The product was launched at the recently concluded Philippine Society of Nephrology dinner-symposium held at the EDSA Shangri-La Hotel.
Mycophenolate sodium is an advanced enteric-coated formulation that delivers the active moiety mycophenolic acid (MPA ) the same active moiety that is delivered by mocophenolate mofetil (MMF) taken by more than 80 percent of new kidney transplant recipients in the United States as part of their immunosuppressive regimens.
Novartis officials said mycophenolate sodium in combination with ciclosporin gives patients and physicians a treatment option that offers the full benefits of mycophenolic acid therapy in an enteric-coated formulation.
The mycophenolate acid delayed-release tablets are to be used along with ciclosporin and corticosteroids to prevent acute rejection of kidney allografts in adult patients.
The enteric-coated mycophenolate sodium is the newest option to kidney transplant recipients.
Results of two global multicenter trials involving more than 700 patients indicate that mycophenolate sodium and MMF are therapeutically equivalent in de novo renal transplant patients and that the conversion to mycophenolate sodium from MMF is safe in maintenance renal transplant patients.
Studies have reported that up to 70 percent of patients taking MMF required at least one dose change due to drug-related adverse effects, as patients who underwent an initial reduction in MMF dose were eight times more likely to suffer acute organ rejection than those who had not had a dose adjustment.
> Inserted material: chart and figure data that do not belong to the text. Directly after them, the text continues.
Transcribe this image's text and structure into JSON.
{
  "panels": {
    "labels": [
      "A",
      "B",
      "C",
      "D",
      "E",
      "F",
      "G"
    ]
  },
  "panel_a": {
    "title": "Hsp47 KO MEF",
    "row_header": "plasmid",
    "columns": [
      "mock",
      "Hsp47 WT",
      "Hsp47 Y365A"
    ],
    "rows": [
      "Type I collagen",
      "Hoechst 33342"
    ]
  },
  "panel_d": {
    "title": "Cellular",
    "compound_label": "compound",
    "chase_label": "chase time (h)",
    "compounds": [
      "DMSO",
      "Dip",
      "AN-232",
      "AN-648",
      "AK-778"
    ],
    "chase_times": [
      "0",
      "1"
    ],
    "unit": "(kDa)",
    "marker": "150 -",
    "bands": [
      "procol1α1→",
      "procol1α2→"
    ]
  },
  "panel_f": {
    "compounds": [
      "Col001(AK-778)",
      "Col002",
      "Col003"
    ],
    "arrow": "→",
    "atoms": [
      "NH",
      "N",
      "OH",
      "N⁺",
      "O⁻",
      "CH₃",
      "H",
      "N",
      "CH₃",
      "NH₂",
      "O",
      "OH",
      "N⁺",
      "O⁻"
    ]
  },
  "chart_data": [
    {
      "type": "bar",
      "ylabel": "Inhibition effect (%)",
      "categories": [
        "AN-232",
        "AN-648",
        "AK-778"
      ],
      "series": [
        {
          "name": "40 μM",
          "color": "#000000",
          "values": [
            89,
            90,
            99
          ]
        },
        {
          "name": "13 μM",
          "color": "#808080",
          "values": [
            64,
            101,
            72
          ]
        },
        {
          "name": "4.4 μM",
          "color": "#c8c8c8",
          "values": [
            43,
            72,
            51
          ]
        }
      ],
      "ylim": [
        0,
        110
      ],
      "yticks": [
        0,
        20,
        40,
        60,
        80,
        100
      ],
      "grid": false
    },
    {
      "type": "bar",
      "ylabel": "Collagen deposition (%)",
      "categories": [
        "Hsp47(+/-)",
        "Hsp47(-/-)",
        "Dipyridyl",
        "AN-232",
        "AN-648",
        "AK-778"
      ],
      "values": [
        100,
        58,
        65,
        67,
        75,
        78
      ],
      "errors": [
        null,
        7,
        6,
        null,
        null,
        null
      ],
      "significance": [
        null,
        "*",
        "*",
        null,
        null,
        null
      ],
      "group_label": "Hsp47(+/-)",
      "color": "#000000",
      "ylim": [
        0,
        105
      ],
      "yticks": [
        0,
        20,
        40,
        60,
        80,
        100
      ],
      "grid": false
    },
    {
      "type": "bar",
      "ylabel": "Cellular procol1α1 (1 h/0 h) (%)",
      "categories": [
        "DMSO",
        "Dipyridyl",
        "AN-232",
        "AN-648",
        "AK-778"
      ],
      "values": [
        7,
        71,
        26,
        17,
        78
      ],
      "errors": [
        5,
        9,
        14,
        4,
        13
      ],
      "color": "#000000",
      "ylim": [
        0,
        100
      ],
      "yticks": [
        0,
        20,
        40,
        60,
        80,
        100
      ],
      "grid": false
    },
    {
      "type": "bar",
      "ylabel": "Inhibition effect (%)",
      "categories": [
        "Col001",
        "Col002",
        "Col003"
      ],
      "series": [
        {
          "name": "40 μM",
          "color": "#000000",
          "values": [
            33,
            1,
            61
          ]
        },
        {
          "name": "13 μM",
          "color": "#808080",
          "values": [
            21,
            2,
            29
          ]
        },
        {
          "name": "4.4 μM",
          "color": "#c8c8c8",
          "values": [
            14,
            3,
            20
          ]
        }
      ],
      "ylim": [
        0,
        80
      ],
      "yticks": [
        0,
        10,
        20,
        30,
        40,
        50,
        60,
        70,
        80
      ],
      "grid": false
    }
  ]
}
Mycophenolate sodiums enteric coating, meanwhile, delays the release of mycophenolic acid in the gastrointestinal tract until exposure to a neutral pH, typically in the small intestine.
Because of this delay in dissolution and consequently absorption, the labeling warns against interchanging the mycophenolic and mycophenolate products "without physician supervision."
Mycophenolate sodium successfully completed the European Mutual Recognition Procedure (MRP) and was approved for the prevention of acute rejection in kidney allografts (transplants) in adult patients in February 2004 by the US Food and Drug Administration, receiving its first regulatory approval from Switzerland in October 2002.
The recommended dosage of mycophenolate sodium in adults is 720 mg twice daily, taken one hour before food intake or two hours afterwards which is also the maximum dosage recommended.
Pediatric patients with a body surface area of 1.19-1.58 square meters are to receive 540 mg of mycophenolic acid twice daily; larger patients are to receive 720 mg twice daily.
Because the product is available in only two strengths 180 mg and 360 mg and the tablets must not be cut or crushed, there is no recommended dosage for pediatric patients with a body surface area less than 1.19 square meters.
The new drug, however, should not be used in pregnant women unless the potential benefit justifies the potential risk of the fetus; and if pregnancy does occur during treatment, the physician and patient should discuss the potential risk to the fetus.
Mycophenolate sodium has been administered in combination with the following agents in clinical trials: antithymocyte/lymphocyte immunoglobulin, muromonab-CD3, basiliximab, daclizumab, ciclosporin, and corticosteroids, with delayed-release tablets indicated for the prophylaxis of organ rejection in patients receiving allogeneic renal transplants, administered in combination with ciclosporin and corticosteroids.